When you think of haute couture, you might imagine glitzy evening gowns, Dior’s New Look, and celebrities brushing shoulders in sweeping tulle skirts at award shows. Not live worms wriggling in dirt, trapped inside a clear bustier corset. Not body parts squeezed to bursting with ribbons and lingerie. Not padding that creates unsettling “lumps and bumps” in unexpected places.
While fashion is often synonymous with glamour and luxury, some of the most influential designers of the twentieth and twenty-first centuries have chosen to challenge this assumption. They create pieces that may not be conventionally pretty but instead explore the beauty of ugliness. “Ugly is attractive, ugly is exciting. Maybe because it is newer,” Miuccia Prada famously declared in 2012.

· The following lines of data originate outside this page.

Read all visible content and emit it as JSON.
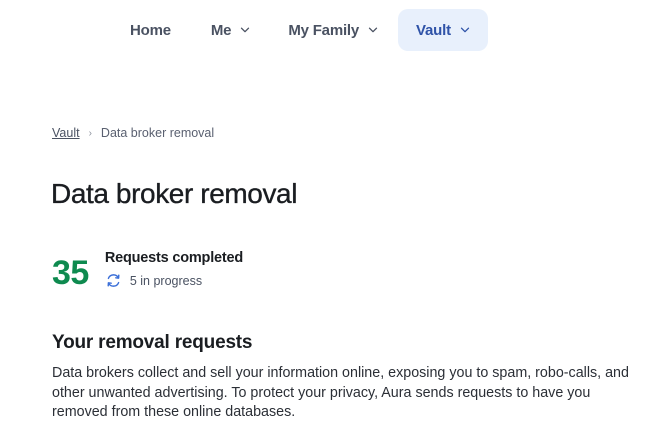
{
  "nav": {
    "items": [
      {
        "label": "Home",
        "has_dropdown": false,
        "active": false
      },
      {
        "label": "Me",
        "has_dropdown": true,
        "active": false
      },
      {
        "label": "My Family",
        "has_dropdown": true,
        "active": false
      },
      {
        "label": "Vault",
        "has_dropdown": true,
        "active": true
      }
    ]
  },
  "breadcrumb": {
    "parent": "Vault",
    "separator": "›",
    "current": "Data broker removal"
  },
  "page": {
    "title": "Data broker removal"
  },
  "stats": {
    "count": "35",
    "label": "Requests completed",
    "progress_text": "5 in progress",
    "progress_icon": "sync-icon"
  },
  "section": {
    "title": "Your removal requests",
    "description": "Data brokers collect and sell your information online, exposing you to spam, robo-calls, and other unwanted advertising. To protect your privacy, Aura sends requests to have you removed from these online databases."
  },
  "colors": {
    "accent_count": "#0e8a4f",
    "nav_active_bg": "#e8f0fc",
    "nav_active_text": "#2f53a8",
    "sync_icon": "#3b6fd8"
  }
}
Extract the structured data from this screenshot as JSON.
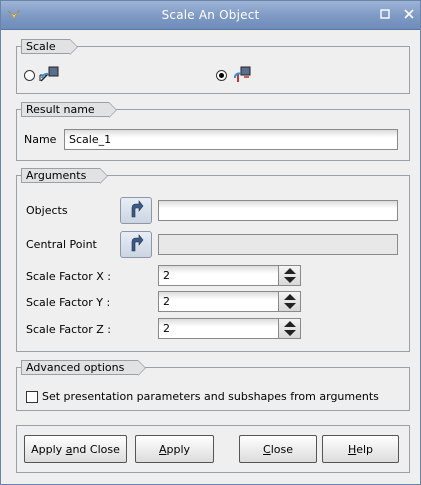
{
  "window": {
    "title": "Scale An Object",
    "icons": {
      "app": "app-icon",
      "maximize": "maximize-icon",
      "close": "close-icon"
    }
  },
  "scale_group": {
    "label": "Scale",
    "options": [
      {
        "icon": "scale-uniform-icon",
        "selected": false
      },
      {
        "icon": "scale-along-axes-icon",
        "selected": true
      }
    ]
  },
  "result_group": {
    "label": "Result name",
    "name_label": "Name",
    "name_value": "Scale_1"
  },
  "arguments_group": {
    "label": "Arguments",
    "objects_label": "Objects",
    "objects_value": "",
    "central_point_label": "Central Point",
    "central_point_value": "",
    "scale_x_label": "Scale Factor X :",
    "scale_x_value": "2",
    "scale_y_label": "Scale Factor Y :",
    "scale_y_value": "2",
    "scale_z_label": "Scale Factor Z :",
    "scale_z_value": "2"
  },
  "advanced_group": {
    "label": "Advanced options",
    "checkbox_label": "Set presentation parameters and subshapes from arguments",
    "checkbox_checked": false
  },
  "buttons": {
    "apply_and_close": {
      "pre": "Apply ",
      "mnemonic": "a",
      "post": "nd Close"
    },
    "apply": {
      "pre": "",
      "mnemonic": "A",
      "post": "pply"
    },
    "close": {
      "pre": "",
      "mnemonic": "C",
      "post": "lose"
    },
    "help": {
      "pre": "",
      "mnemonic": "H",
      "post": "elp"
    }
  }
}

One of the most celebrated examples remains Rei Kawakubo’s 1997 Comme des Garçons collection Body Meets Dress, Dress Meets Body, now widely referred to as the “lumps and bumps” collection. Padding created distorted silhouettes: hunchback-like humps, ironic cleavage-enhancing bras, and bulbous curves that reimagined the maternal body. Francesca Granata, in Experimental Fashion: Performance Art, Carnival and the Grotesque Body, wrote that Kawakubo’s collection “manifests the relation between the pregnant body, the female body, and the disabled body—three types of bodies that deviate from the norm.” The pastel gingham prints suggested domesticity while parodying the hypersexual, polished aesthetics of the time, exemplified by Tom Ford’s Gucci. Though today the collection is hailed as visionary, at its debut both Vogue and Elle photographed the clothes with the pads removed, proof that the unfamiliar was too uncomfortable for some to digest.

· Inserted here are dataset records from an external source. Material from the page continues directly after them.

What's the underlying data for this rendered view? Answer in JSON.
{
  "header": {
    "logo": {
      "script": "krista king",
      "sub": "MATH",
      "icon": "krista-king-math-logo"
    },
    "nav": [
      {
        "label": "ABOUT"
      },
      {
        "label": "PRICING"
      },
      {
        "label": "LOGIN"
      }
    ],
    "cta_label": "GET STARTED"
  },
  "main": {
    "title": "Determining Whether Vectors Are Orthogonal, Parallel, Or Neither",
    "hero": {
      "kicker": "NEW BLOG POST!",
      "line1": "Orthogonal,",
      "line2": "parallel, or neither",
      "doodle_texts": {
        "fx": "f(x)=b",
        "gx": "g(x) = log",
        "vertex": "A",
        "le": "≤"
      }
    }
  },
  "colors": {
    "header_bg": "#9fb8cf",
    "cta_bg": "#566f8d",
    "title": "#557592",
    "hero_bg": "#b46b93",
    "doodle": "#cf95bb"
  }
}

Alexander McQueen built his reputation on boundary-pushing fashion steeped in darkness, drawing inspiration from Gothic tales, Jack the Ripper, and even an ancestor executed for witchcraft. “It’s the ugly things I notice more, because other people tend to ignore the ugly things,” he told The Face in 1996. Perhaps his most infamous piece was a plastic bodice containing live worms, part of his Spring/Summer 1996 collection The Hunger. Worn over a grey blazer and red silk skirt, it shocked audiences with its visceral imagery: dirt shifting inside the transparent corset as worms writhed, a literal embodiment of crawling skin. Today it resides at The Met, where time has left it even darker—many of the worms have decayed, leaving behind their corpses.
McQueen sought extreme reactions: “I don’t want to do a cocktail party. I’d rather people leave my shows and vomited. I prefer extreme reactions. I want heart attacks. I want ambulances.” His Autumn/Winter 1996 show Dante, staged at Christ Church Spitalfields, featured a skeleton in the front row. Models walked with horns and antlers sprouting from their heads, crowns of thorns, and silk-shrouded faces clutching skeletal hands. One male model exposed his pelvic bone and pubic hair in low-slung jeans, a deliberate confrontation with beauty and propriety.

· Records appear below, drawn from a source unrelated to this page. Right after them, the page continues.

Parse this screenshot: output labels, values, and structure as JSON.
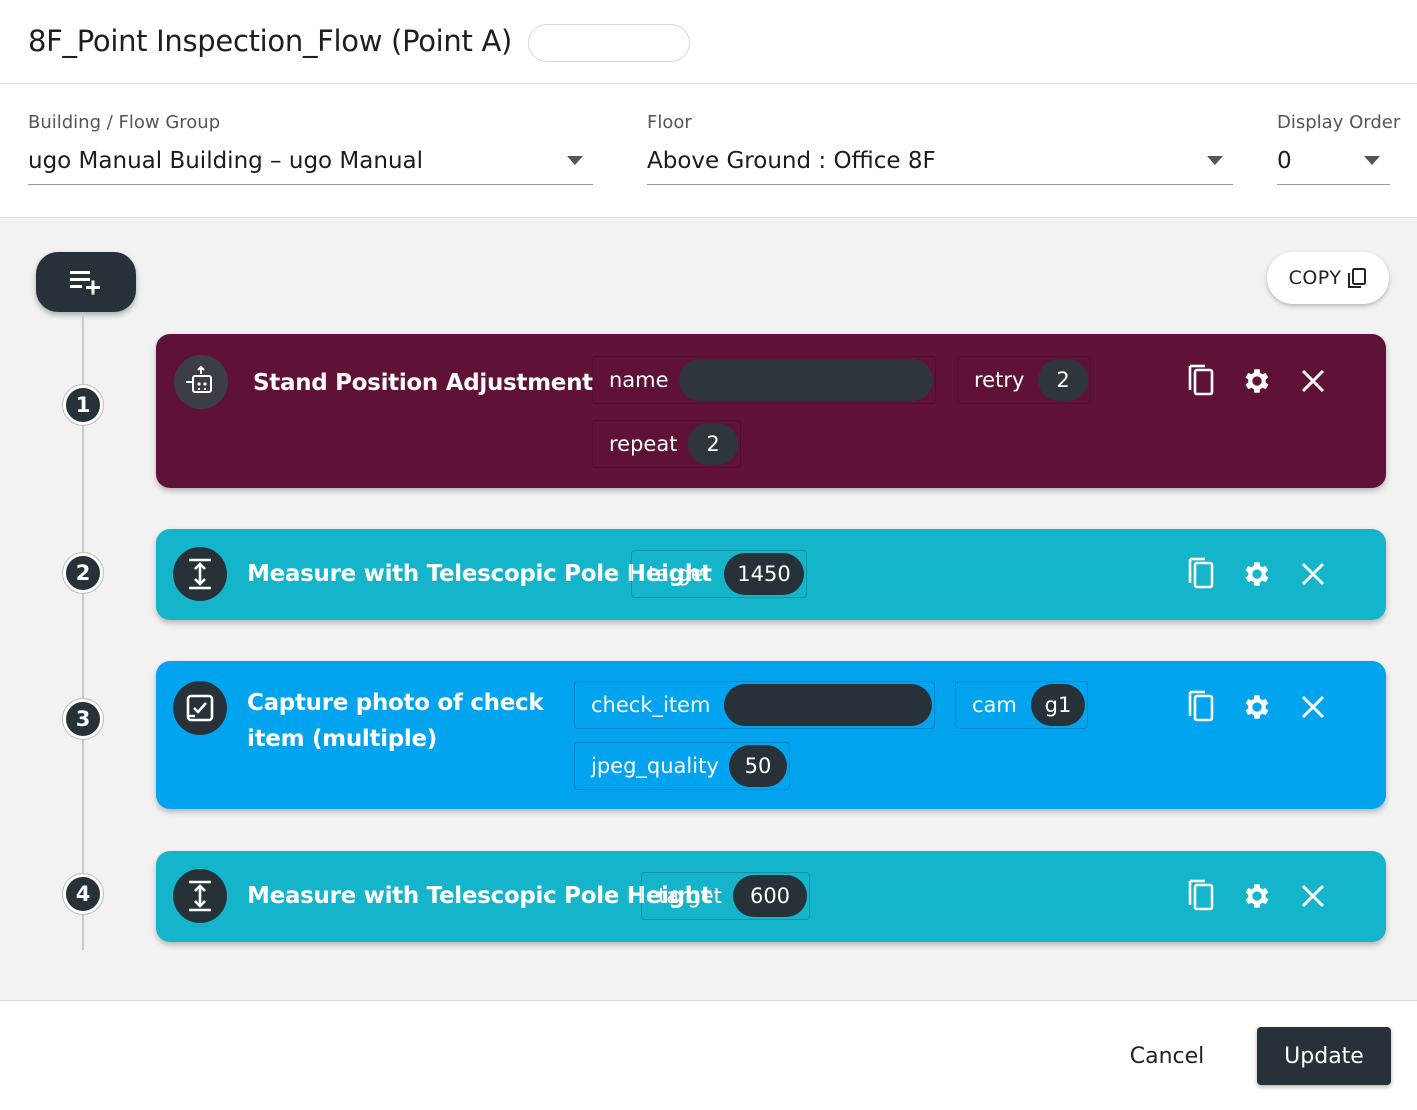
{
  "header": {
    "title": "8F_Point Inspection_Flow (Point A)"
  },
  "selectors": {
    "building": {
      "label": "Building / Flow Group",
      "value": "ugo Manual Building – ugo Manual"
    },
    "floor": {
      "label": "Floor",
      "value": "Above Ground : Office 8F"
    },
    "display_order": {
      "label": "Display Order",
      "value": "0"
    }
  },
  "toolbar": {
    "copy_label": "COPY"
  },
  "steps": [
    {
      "number": "1",
      "title": "Stand Position Adjustment",
      "color": "#5f1235",
      "params": [
        {
          "label": "name",
          "value": ""
        },
        {
          "label": "retry",
          "value": "2"
        },
        {
          "label": "repeat",
          "value": "2"
        }
      ]
    },
    {
      "number": "2",
      "title": "Measure with Telescopic Pole Height",
      "color": "#14b4cb",
      "params": [
        {
          "label": "target",
          "value": "1450"
        }
      ]
    },
    {
      "number": "3",
      "title_line1": "Capture photo of check",
      "title_line2": "item (multiple)",
      "color": "#03a4ef",
      "params": [
        {
          "label": "check_item",
          "value": ""
        },
        {
          "label": "cam",
          "value": "g1"
        },
        {
          "label": "jpeg_quality",
          "value": "50"
        }
      ]
    },
    {
      "number": "4",
      "title": "Measure with Telescopic Pole Height",
      "color": "#14b4cb",
      "params": [
        {
          "label": "target",
          "value": "600"
        }
      ]
    }
  ],
  "footer": {
    "cancel_label": "Cancel",
    "update_label": "Update"
  }
}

Australian artist Leigh Bowery, who died in 1994 at the height of the HIV epidemic, turned his body into living art that blurred fashion, performance, and provocation. Bowery distorted himself with self-designed costumes that squeezed him into extreme hourglass figures or ballooning shapes, often paired with towering platform shoes and layers of surreal makeup. His most shocking gestures, pierced cheeks hooked with safety pins, dripping glue over his scalp, wearing spheres that expanded his head and stomach, made him unforgettable. Designers from Galliano to Rick Owens credit Bowery as a muse. The Tate Modern’s recent exhibition confirms that his grotesque beauty endures.
In today’s digital world, where we are bombarded with disturbing images on social media, designers must work harder to shock. Yet Matières Fécales, founded by Hannah Rose Dalton and Steven Raj Bhaskaran, have succeeded in cultivating a “post-human” aesthetic. Known for their flesh-like horns, thorny skin boots, and dystopian prosthetics, they presented their “1 percent” show at Paris Fashion Week with models in black contact lenses, leather gloves, and sharply tailored garments slashed open to expose and disturb.
Michaela Stark, artist and co-founder of inclusive lingerie brand Panty, has also gained recognition for her body-morphing garments. Her corsets and lingerie reject the industry’s obsession with sculpting perfection, instead creating bulges, wrinkles, and asymmetry. Breasts are pushed inward, stomachs ripple, flesh spills over. Often rendered in pastel silks and lace, her work weaponises femininity against conventional beauty norms. Stark has spoken of exploring body dysmorphia, sexuality, and fetishism. Instagram repeatedly censors her work, while similar “pretty” lingerie passes freely? evidence of society’s discomfort with her grotesque approach.
The grotesque has always been fashion’s shadow: emphasising hair, fat, bones, decay, and deformity in order to force audiences to reconsider beauty itself. These designs are rarely wearable or commercial, but they spark dialogue about what society deems acceptable. McQueen summarised this best when reflecting on his 1997 The Hunger collection: “Beauty can come from the strangest of places, even the most disgusting of places.” His words still resonate today.